Deutsche Unternehmer treten nach Jahren der Zurückhaltung wegen des russischen Angriffskriegs auf die Ukraine erstmals wieder offiziell beim Wirtschaftsforum in St. Petersburg auf. »Nicht zuletzt für den Moment nach einem Waffenstillstand wollen wir wie andere große westliche Länder die wirtschaftliche Brücke nach Russland erhalten und die mehr als 100 Milliarden deutscher Vermögenswerte in Russland schützen«, sagt der Vorstandsvorsitzende der Deutsch-Russischen Auslandshandelskammer, Matthias Schepp, der Nachrichtenagentur dpa. US-amerikanische und französische Vertreter waren bereits seit letztem Jahr mit einem Business-Dialog präsent.
Schlepp zufolge solle der Westen »Russland, seinen großen Markt und seine Rohstoffe nicht auf Dauer Asien überlassen«. Allein chinesische Unternehmer hätten im ersten Quartal dieses Jahres 1.400 neue Unternehmen in Russland gegründet.
Das St. Petersburger Internationale Wirtschaftsforum (SPIEF) soll vom 3. bis 6. Juni stattfinden. Gastgeber ist der russische Präsident Wladimir Putin.
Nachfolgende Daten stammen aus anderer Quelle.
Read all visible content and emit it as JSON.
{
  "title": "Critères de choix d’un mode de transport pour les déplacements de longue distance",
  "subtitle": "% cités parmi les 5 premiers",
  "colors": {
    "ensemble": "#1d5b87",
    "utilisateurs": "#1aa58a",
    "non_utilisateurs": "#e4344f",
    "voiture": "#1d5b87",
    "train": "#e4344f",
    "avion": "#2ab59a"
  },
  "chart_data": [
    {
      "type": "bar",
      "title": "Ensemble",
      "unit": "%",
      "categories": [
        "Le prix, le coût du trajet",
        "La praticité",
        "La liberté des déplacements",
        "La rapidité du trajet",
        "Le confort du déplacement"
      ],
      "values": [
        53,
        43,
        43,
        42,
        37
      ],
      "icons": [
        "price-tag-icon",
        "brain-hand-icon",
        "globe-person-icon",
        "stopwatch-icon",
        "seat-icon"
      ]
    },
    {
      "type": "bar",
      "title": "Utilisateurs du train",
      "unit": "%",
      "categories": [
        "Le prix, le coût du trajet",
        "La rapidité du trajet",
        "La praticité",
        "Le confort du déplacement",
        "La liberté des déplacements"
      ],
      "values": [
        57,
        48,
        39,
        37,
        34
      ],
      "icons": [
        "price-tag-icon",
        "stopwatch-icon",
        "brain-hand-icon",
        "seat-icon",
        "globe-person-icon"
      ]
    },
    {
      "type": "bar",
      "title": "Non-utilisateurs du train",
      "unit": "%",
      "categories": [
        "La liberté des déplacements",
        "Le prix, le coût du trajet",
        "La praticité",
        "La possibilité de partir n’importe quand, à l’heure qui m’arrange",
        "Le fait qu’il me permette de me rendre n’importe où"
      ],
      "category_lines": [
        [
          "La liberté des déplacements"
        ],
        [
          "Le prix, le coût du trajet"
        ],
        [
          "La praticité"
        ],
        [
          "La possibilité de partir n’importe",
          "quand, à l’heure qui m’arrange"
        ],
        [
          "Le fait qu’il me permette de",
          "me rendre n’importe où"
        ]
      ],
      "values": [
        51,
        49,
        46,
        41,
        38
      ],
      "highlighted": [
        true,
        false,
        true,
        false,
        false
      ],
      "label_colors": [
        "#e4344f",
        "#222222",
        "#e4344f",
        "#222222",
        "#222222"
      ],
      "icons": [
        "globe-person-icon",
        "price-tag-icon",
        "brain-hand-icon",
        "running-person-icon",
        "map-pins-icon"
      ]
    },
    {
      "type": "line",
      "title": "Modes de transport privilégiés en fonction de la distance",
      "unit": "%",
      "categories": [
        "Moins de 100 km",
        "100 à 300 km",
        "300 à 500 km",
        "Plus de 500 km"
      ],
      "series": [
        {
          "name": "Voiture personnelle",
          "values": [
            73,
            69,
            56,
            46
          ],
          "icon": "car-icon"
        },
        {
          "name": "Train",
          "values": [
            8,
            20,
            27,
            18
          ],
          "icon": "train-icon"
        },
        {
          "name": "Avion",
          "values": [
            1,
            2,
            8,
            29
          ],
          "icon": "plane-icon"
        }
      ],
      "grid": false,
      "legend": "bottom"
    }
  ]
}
Laut des Programms nehmen mehrere deutsche Unternehmer an dem Business-Dialog teil, darunter der in Russland tätige Unternehmer Stefan Dürr und der langjährige Globus-Manager Thomas Bruch.
Es gibt auch eine Veranstaltung zum Thema »Kultur als Brückenbauer in Krisenzeiten«. Daran nehmen nach Angaben der Organisatoren mehrere Deutsche teil, darunter der Dirigent Justus Frantz, der AfD-Vorsitzende und Landtagsabgeordnete aus Sachsen, Jörg Urban, der Berliner Verleger Holger Friedrich und der Filmemacher und Journalist Hubert Seipel.
Deutsch-russisches Handelsvolumen durch Sanktionen gesunken
Nach Angaben der Deutsch-Russischen Auslandshandelskammer sind etwa 1.600 deutsche Unternehmen weiterhin in Russland aktiv. Ihr Umsatz lag im vergangenen Jahr nach Berechnungen der Kammer bei etwa 20 Milliarden Euro.
Zugleich ist das deutsch-russische Handelsvolumen infolge westlicher Sanktionen deutlich gesunken: 2025 fiel es auf unter zehn Milliarden Euro. Bis zum Beginn des russischen Angriffskrieges auf die Ukraine war Deutschland der größte europäische Handelspartner Russlands – mit einem Volumen von 59,7 Milliarden Euro 2021. Den Höhepunkt verzeichnete diese Partnerschaft im Jahr 2012 mit einem Volumen von 80 Milliarden Euro.
Deutsche Unternehmen wollen laut Geschäftsklima-Umfrage in Russland bleiben
Nach einer neuen Umfrage der Kammer unter ihren 750 Mitgliedern planen fast alle Unternehmen ihren Verbleib in Russland, weil sie den Markt für bedeutsam halten. 75 Prozent der 265 Teilnehmer der Befragung gaben an, mit der Entwicklung ihres Russlandgeschäfts zufrieden zu sein – trotz Millioneneinbußen durch die Sanktionen.
Zwei Drittel sind demnach überzeugt, dass die westlichen Sanktionen die russische Wirtschaft stark oder sehr stark beeinträchtigen. Gut ein Drittel der Unternehmen erklärten, dass die Maßnahmen Deutschland mehr schadeten als Russland. Mehr als die Hälfte sind laut Umfrage der Meinung, dass Deutschland und Russland gleichermaßen beeinträchtigt seien.
Auf die Frage »Sollte Deutschland wieder Gas und Öl aus Russland beziehen?« antworteten 65 Prozent mit »ja, je eher, desto besser« und 31 Prozent mit »ja, aber erst, nachdem die Waffen in der Ukraine schweigen«.